Vallemiano: il Comune chiude il gattile, sfratto per 80 gatti

Lo ha deciso il Comune di Ancona: entro il prossimo 28 febbraio, il gattile di Vallemiano dovrà chiudere. La struttura ospita, si prende cura e salva dalla strada più di 80 mici. Ora rischiano di finire in strada

Il prossimo 28 Febbraio, più di 80 gatti di ogni genere, taglia e condizioni di vita, rischiano di ritrovarsi in mezzo ad una strada per la chiusura del Gattile Rifugio di Vallemiano. Chiusura voluta dal Comune di Ancona. Il motivo? La struttura sarebbe inagibile, anche se - dicono i volontari - nessuna perizia con tutti i crismi del caso è stata esibita nero su bianco a chi la struttura la manda avanti. Il gattile è una realtà attiva da anni: 200 metri quadrati dove i gatti randagi o abbandonati trovano una casa e un riparo, e vengono tolti dalle strade anconetane. A questi si aggiungano altri 300 metri quadrati di giardino, con tutto il necessario per il recupero e la tutela psico-fisica dell'animale. Un complesso unico nel territorio anconetano e regionale. Nel gattile di Vallemiano operano i 20 volontari dell'A.n.t.a. Onlus (Associazione nazionale tutela animali) della Sezione di Ancona che, oltre a prendersi cura dei trovatelli a quattro zampe, si occupano anche di adozioni. Una struttura che, per gli amici pelosi, deve essere temporanea. L'operato infatti consiste nel proteggere i mici dall'abbandono, da maltrattamenti e solitudine, ma con il fine ultimo di regalare ad ogni micio una famiglia che se ne possa prendere cura. I volontari dell'Anta fanno tutto questo e lo fanno gratuitamente, 356 giorni all'anno, da oltre sei anni.

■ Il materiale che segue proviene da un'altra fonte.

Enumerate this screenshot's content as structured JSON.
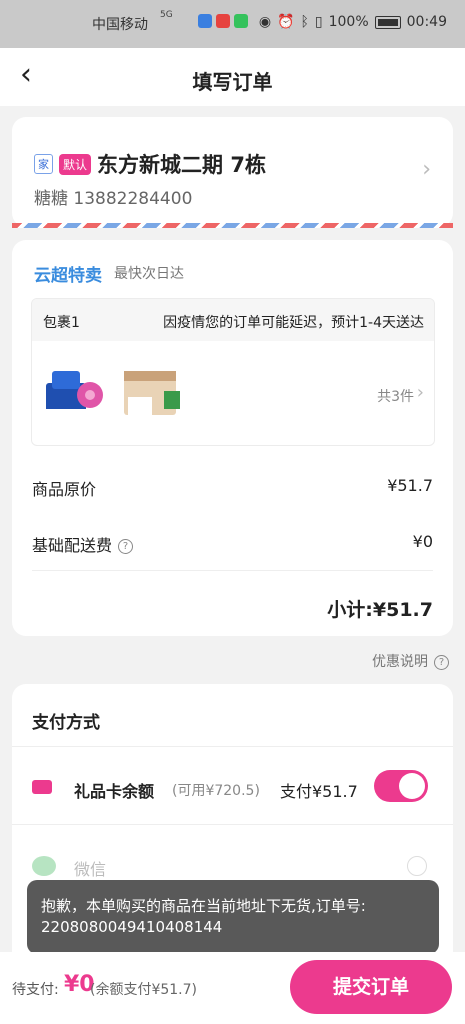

Ora tutto questo potrebbe finire, senza una valida alternativa. A tutt'oggi manca ancora, infatti, una soluzione adeguata. L'abbandono o il trasferimento in un luogo che non sia ad hoc è impensabile per i volontari del centro. Perché? Innanzi tutto è vietato dalla legge numero 281 del 14 agosto 1991, poi recepita con Legge Regionale, che dice espressamente che “Lo Stato promuove e disciplina la tutela degli animali di affezione, condanna gli atti di crudeltà contro di essi, i maltrattamenti ed il loro abbandono”. Un altro motivo è dato dal fatto che, di fronte all'ipotesi di trasferirli in un area aperta, non si terrebbe conto che qui non si parla di animali selvatici o di colonia, ma di gatti con natura ormai domestica, che difficilmente potrebbero superare la prova della lotta per la sopravvivenza urbana. Nel Gattile poi ci sono anche molti felini con patologie croniche che devono essere seguiti con adeguate terapie giornalmente (alcuni micetti, per fare un esempio, prendono tutti i giorni la pillola per la tiroide): chi si occuperebbe di loro?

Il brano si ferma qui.